MICP also supports to localize a robot only equipped with a 2D LiDAR in a 3D map. To correct the third dimension the wheels can be used to pull the robot towards the map's ground plane. Thus, you should only run it on a robot that always drives on the ground and e.g. cannot fly. In this example, all MICP steps are computed on GPU. The robot has four wheels of which the highest points are located relative to base_footprint as listed in origs. By setting a virtual scanner to the wheel positions scanning downwards with a constant scanning range equal to the wheel diameter it is possible to pull the robot to the mesh.

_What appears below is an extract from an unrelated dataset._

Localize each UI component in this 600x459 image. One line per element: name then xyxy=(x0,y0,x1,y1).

File: `config/examples/micp_sick_gpu.yaml`
# required
base_frame: base_footprint
map_frame: map
odom_frame: odom

# rate of broadcasting tf transformations
tf_rate: 50.0

micp:
  # merging on gpu or cpu
  combining_unit: gpu
  # maximum number of correction steps per second
  # lower this to decrease the correction speed but save energy 
  corr_rate_max: 1000.0
  print_corr_rate: False

  # adjust max distance dependend of the state of localization
  adaptive_max_dist: True # enable adaptive max dist

  # offset added to initial pose guess
  trans: [0.0, 0.0, 0.0]
  rot: [0.0, 0.0, 0.0] # euler angles (3) or quaternion (4)  

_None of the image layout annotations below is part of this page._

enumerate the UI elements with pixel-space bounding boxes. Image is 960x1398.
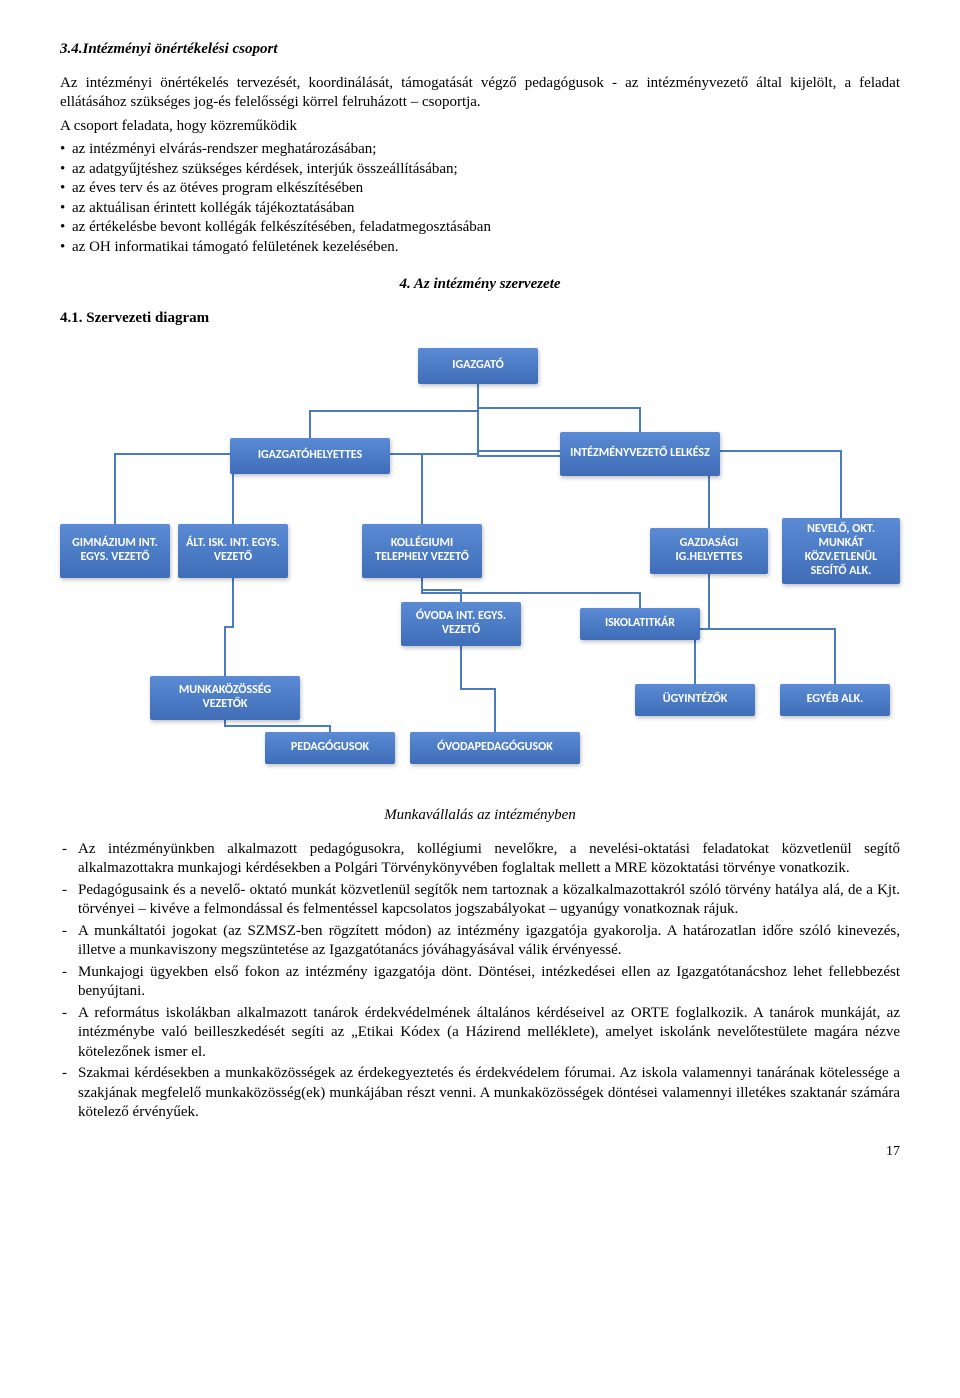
munkav-item: Szakmai kérdésekben a munkaközösségek az… (60, 1064, 900, 1123)
org-node-mkv: MUNKAKÖZÖSSÉG VEZETŐK (150, 676, 300, 720)
duty-item: az intézményi elvárás-rendszer meghatáro… (60, 140, 900, 160)
org-node-igazgato: IGAZGATÓ (418, 348, 538, 384)
munkavallalas-title: Munkavállalás az intézményben (60, 806, 900, 826)
munkav-item: A munkáltatói jogokat (az SZMSZ-ben rögz… (60, 922, 900, 961)
org-node-egyeb: EGYÉB ALK. (780, 684, 890, 716)
duties-list: az intézményi elvárás-rendszer meghatáro… (60, 140, 900, 257)
org-node-nok: NEVELŐ, OKT. MUNKÁT KÖZV.ETLENÜL SEGÍTŐ … (782, 518, 900, 584)
chapter-4-title: 4. Az intézmény szervezete (60, 275, 900, 295)
duty-item: az értékelésbe bevont kollégák felkészít… (60, 218, 900, 238)
org-node-titkar: ISKOLATITKÁR (580, 608, 700, 640)
org-node-igh: IGAZGATÓHELYETTES (230, 438, 390, 474)
duty-item: az adatgyűjtéshez szükséges kérdések, in… (60, 160, 900, 180)
section-41-heading: 4.1. Szervezeti diagram (60, 309, 900, 329)
org-node-ovoda: ÓVODA INT. EGYS. VEZETŐ (401, 602, 521, 646)
munkavallalas-list: Az intézményünkben alkalmazott pedagógus… (60, 840, 900, 1123)
munkav-item: Pedagógusaink és a nevelő- oktató munkát… (60, 881, 900, 920)
page-number: 17 (60, 1143, 900, 1161)
org-node-lelkesz: INTÉZMÉNYVEZETŐ LELKÉSZ (560, 432, 720, 476)
org-chart: IGAZGATÓ IGAZGATÓHELYETTES INTÉZMÉNYVEZETŐ… (60, 348, 900, 778)
munkav-item: A református iskolákban alkalmazott taná… (60, 1004, 900, 1063)
org-node-altisk: ÁLT. ISK. INT. EGYS. VEZETŐ (178, 524, 288, 578)
org-node-koll: KOLLÉGIUMI TELEPHELY VEZETŐ (362, 524, 482, 578)
org-node-oped: ÓVODAPEDAGÓGUSOK (410, 732, 580, 764)
duty-item: az aktuálisan érintett kollégák tájékozt… (60, 199, 900, 219)
duty-item: az OH informatikai támogató felületének … (60, 238, 900, 258)
org-node-gazd: GAZDASÁGI IG.HELYETTES (650, 528, 768, 574)
org-node-ugy: ÜGYINTÉZŐK (635, 684, 755, 716)
org-node-gimn: GIMNÁZIUM INT. EGYS. VEZETŐ (60, 524, 170, 578)
p-intro-1: Az intézményi önértékelés tervezését, ko… (60, 74, 900, 113)
munkav-item: Munkajogi ügyekben első fokon az intézmé… (60, 963, 900, 1002)
p-intro-2: A csoport feladata, hogy közreműködik (60, 117, 900, 137)
munkav-item: Az intézményünkben alkalmazott pedagógus… (60, 840, 900, 879)
duty-item: az éves terv és az ötéves program elkész… (60, 179, 900, 199)
section-34-heading: 3.4.Intézményi önértékelési csoport (60, 40, 900, 60)
org-node-ped: PEDAGÓGUSOK (265, 732, 395, 764)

# describe your sensor setup here
sensors: # list of range sensors - at least one is required
  sick:
    topic: scan
    micp:
      weight: 1.0
      backend: optix
  wheels: # pull robot to the mesh
    ranges: [0.2, 0.2, 0.2, 0.2]
    type: ondn
    frame: base_footprint
    model:
      width: 4
      height: 1
      range_min: 0.0
      range_max: 10.0
      origs: [[ 0.2,  0.15,  0.2], # front left 
              [ 0.2, -0.15,  0.2], # front right
              [-0.2,  0.15,  0.2], # rear left
              [-0.2, -0.15,  0.2]] # rear right
      dirs:  [[ 0.0,  0.0, -1.0],
              [ 0.0,  0.0, -1.0],
              [ 0.0,  0.0, -1.0],
              [ 0.0,  0.0, -1.0]]
    micp:
      max_dist: 1.0
      adaptive_max_dist_min: 0.2
      weight: 1.0
      backend: optix

RMCL - Project

Installation

Dependencies:

  • Download and install Rmagine (v > 2.2.0): Compile from source (not debian packages).
    • Recommended: Install OptiX backend if NVIDIA GPU is available
    • For rmagine version >= 2.2.2 it is possible to put rmagine into your ROS workspace for easier compilation
  • ROS2 (check compatible branches)
  • Clone rmcl_msgs to your workspace

Clone this repository into your ROS workspace and build it.

Examples

To learn how to use RMCL ROS nodes in your project, visit https://github.com/amock/rmcl_example.

To learn how to use RMCL library in your Node: src/nodes/examples.

Mesh Navigation

To navigate a robot automatically and safely through uneven terrain, the combination RMCL + Mesh Navigation Stack is very suitable: https://github.com/naturerobots/mesh_navigation. As we presented on ROSCon 2023:

MICP-L ROSCon 2023 Video

Roadmap

This package will be expanded by more functionalities to localize a robot in mesh maps. The planned Roadmap is as follows:

  • MICP-L (Tracking)
  • RMCL (Global Localization)

News

2024-02-11: ROS2 release - v2.0.0

The main branch is humble now! Since it is not backwards compatible we decided to increase the version of RMCL to 2.0.0. The noetic version will still exist with the "noetic" branch. The "noetic" branch will be maintained until the end of 2024.

2024-01-05: ROS2 - humble

The first ROS2 port has been released! If you are using ROS2, check out the humble branch of this and all linked repositories. After the new branch has been tested well enough, I will make it the main branch. The current version will persist in the noetic branch.